Team members will use the cores and services of the Digestive Health Center at Cincinnati Children’s, a UC Academic Health Center resource and one of only 17 Silvio O. Conte Digestive Diseases Research Core Centers in the nation supported by the National Institutes of Diabetes and Digestive and Kidney Diseases.
"The goal of the research funded by this grant is to develop human gastrointestinal organoids as model systems to study gastrointestinal infectious diseases such as infections of Helicobacter pylori, E. coli 0157:H7 and Clostridium difficile,” says Weiss, who adds, "The ability to access the cores and services of the Digestive Health Center was a critical factor in the success of this proposal.”
In October 2014, scientists from UC and Cincinnati Children’s reported that they had created a model for studying diseases of the intestine by successfully transplanting organoids of functioning human intestinal tissue grown from pluripotent stem cells in a lab dish into mice. (The mice were genetically engineered so their immune systems would accept the introduction of human tissues.)

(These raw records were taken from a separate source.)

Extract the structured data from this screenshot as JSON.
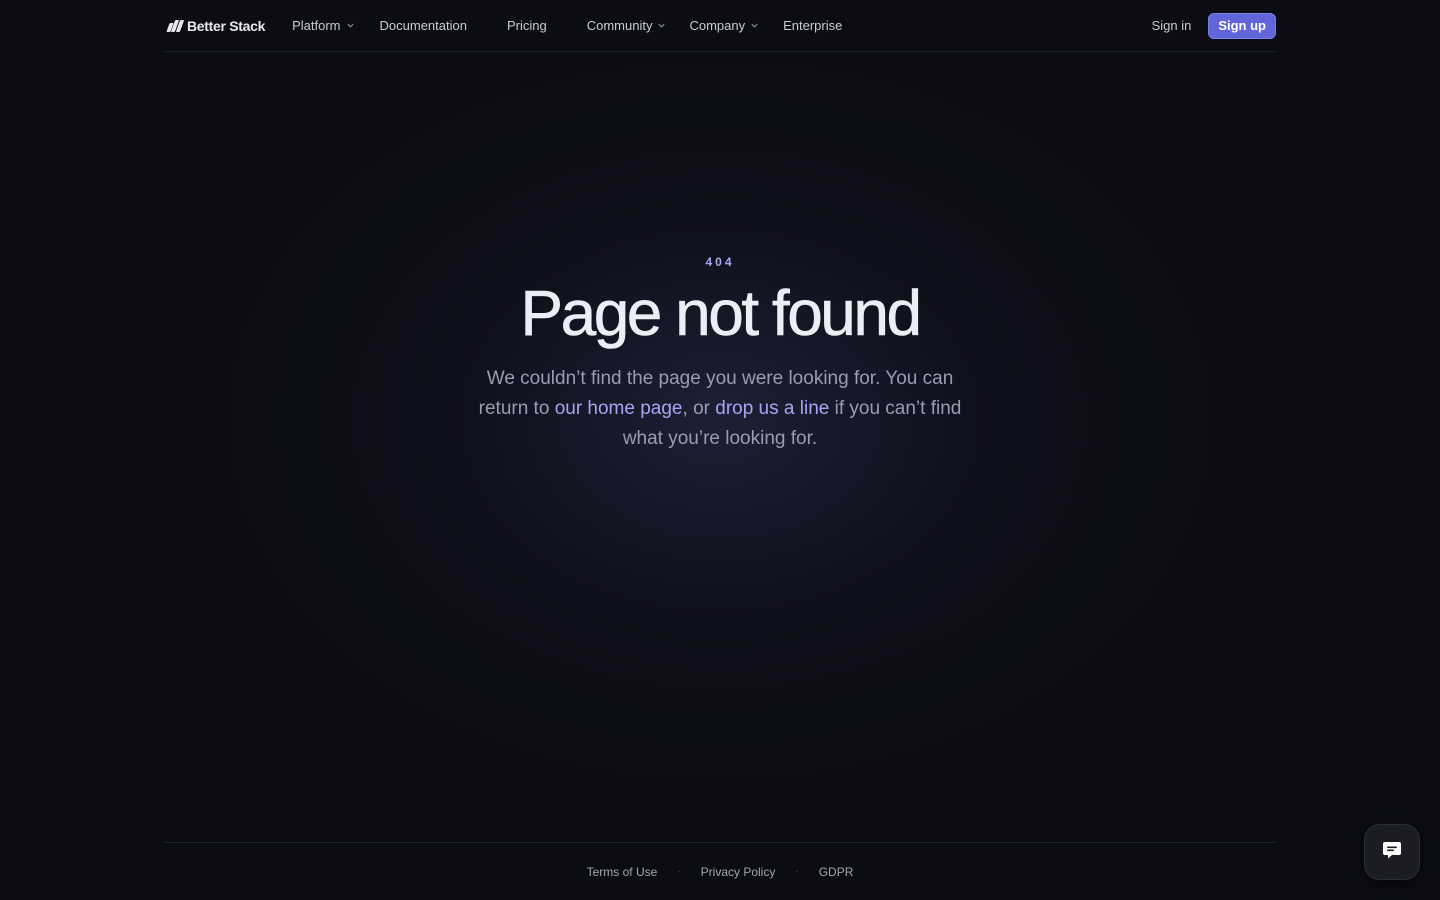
{
  "brand": {
    "name": "Better Stack"
  },
  "nav": {
    "platform": "Platform",
    "documentation": "Documentation",
    "pricing": "Pricing",
    "community": "Community",
    "company": "Company",
    "enterprise": "Enterprise"
  },
  "auth": {
    "sign_in": "Sign in",
    "sign_up": "Sign up"
  },
  "error": {
    "code": "404",
    "title": "Page not found",
    "desc_part1": "We couldn’t find the page you were looking for. You can return to ",
    "home_link": "our home page",
    "desc_part2": ", or ",
    "contact_link": "drop us a line",
    "desc_part3": " if you can’t find what you’re looking for."
  },
  "footer": {
    "terms": "Terms of Use",
    "privacy": "Privacy Policy",
    "gdpr": "GDPR",
    "separator": "·"
  },
  "colors": {
    "accent": "#6165d9",
    "link": "#a3a6f5",
    "background": "#0b0c14"
  },
  "icons": {
    "chat": "chat-bubble-icon",
    "dropdown": "chevron-down-icon"
  }
}
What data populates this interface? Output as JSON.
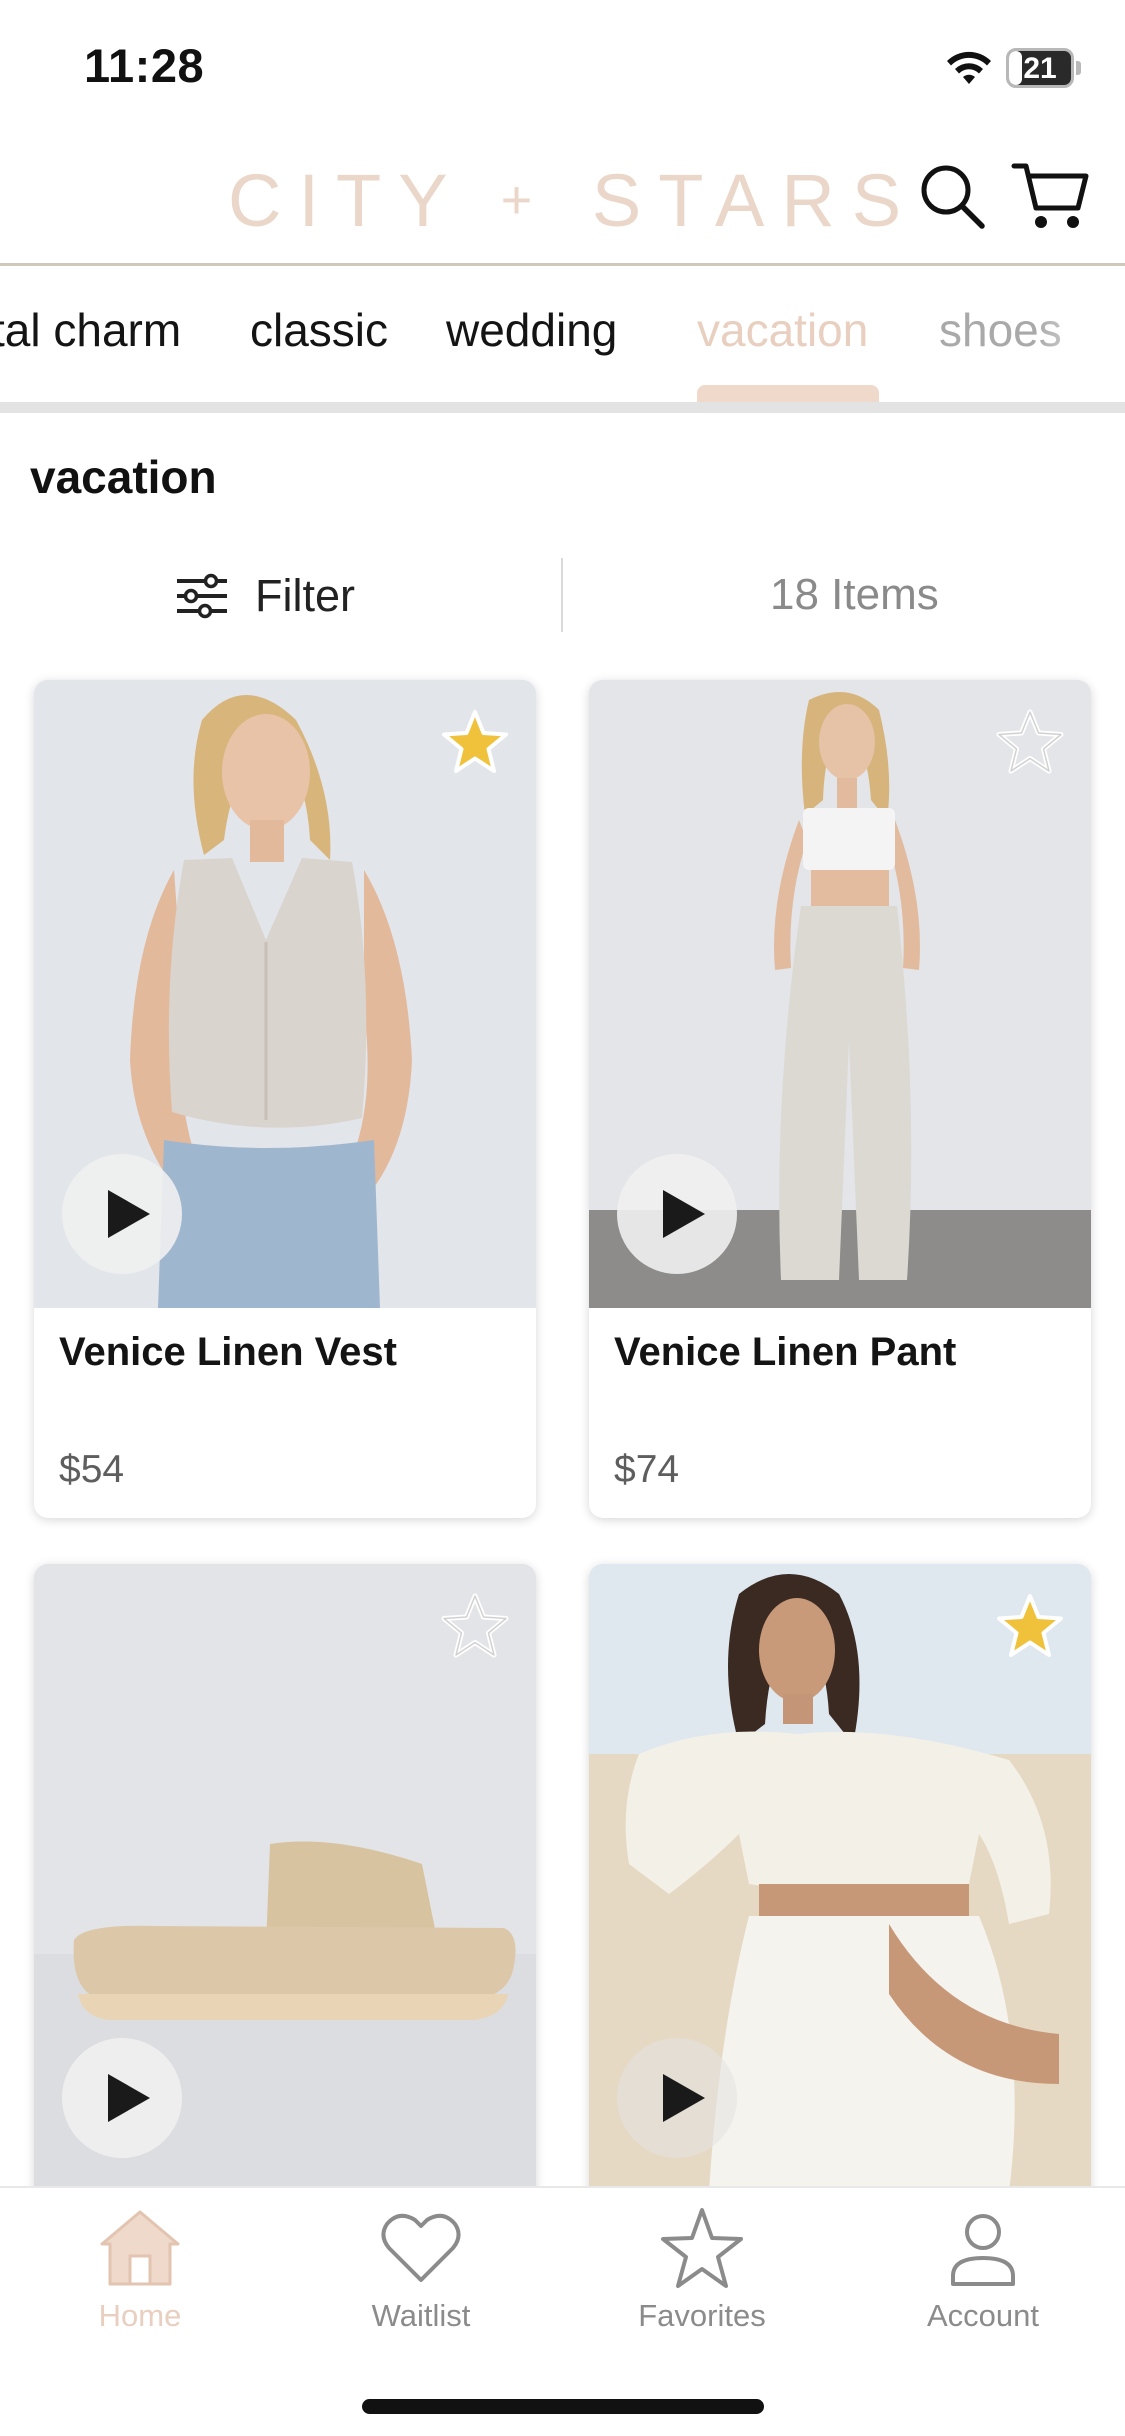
{
  "status_bar": {
    "time": "11:28",
    "battery_level": "21",
    "battery_fraction": 0.21
  },
  "header": {
    "logo_left": "CITY",
    "logo_plus": "+",
    "logo_right": "STARS",
    "search_icon": "search-icon",
    "cart_icon": "cart-icon",
    "brand_color": "#ead7c9"
  },
  "categories": [
    {
      "label": "tal charm"
    },
    {
      "label": "classic"
    },
    {
      "label": "wedding"
    },
    {
      "label": "vacation",
      "active": true
    },
    {
      "label": "shoes"
    }
  ],
  "page": {
    "title": "vacation"
  },
  "toolbar": {
    "filter_label": "Filter",
    "filter_icon": "sliders-icon",
    "items_count": "18 Items"
  },
  "products": [
    {
      "name": "Venice Linen Vest",
      "price": "$54",
      "favorited": true,
      "image": "woman in linen vest and jeans"
    },
    {
      "name": "Venice Linen Pant",
      "price": "$74",
      "favorited": false,
      "image": "woman in white crop top and linen pants"
    },
    {
      "name": "",
      "price": "",
      "favorited": false,
      "image": "woven platform sandal"
    },
    {
      "name": "",
      "price": "",
      "favorited": true,
      "image": "woman in white off-shoulder set on beach"
    }
  ],
  "bottom_nav": [
    {
      "label": "Home",
      "icon": "home-icon",
      "active": true
    },
    {
      "label": "Waitlist",
      "icon": "heart-icon",
      "active": false
    },
    {
      "label": "Favorites",
      "icon": "star-icon",
      "active": false
    },
    {
      "label": "Account",
      "icon": "person-icon",
      "active": false
    }
  ],
  "colors": {
    "accent": "#e8cfc0",
    "favorite_star": "#f0c23c",
    "text": "#111111",
    "muted": "#8b8b8b"
  }
}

The scientists used induced pluripotent stem cells (iPSCs), which can become any tissue type in the body, to generate the intestinal organoids. The team converted adult cells drawn from skin and blood samples into "blank” iPSCs, then placed the stem cells into a specific molecular cocktail so they would form intestinal organoids. The human organoids were then engrafted into the capsule of the kidney of a mouse, providing a necessary blood supply that allowed the organoid cells to grow into fully mature human intestinal tissue.
Researchers caution that it will take years of further research to translate lab-grown tissue replacement into medical practice. In the meantime, the discovery could have other, more immediate benefits by accelerating drug development and the concept of personalized medicine.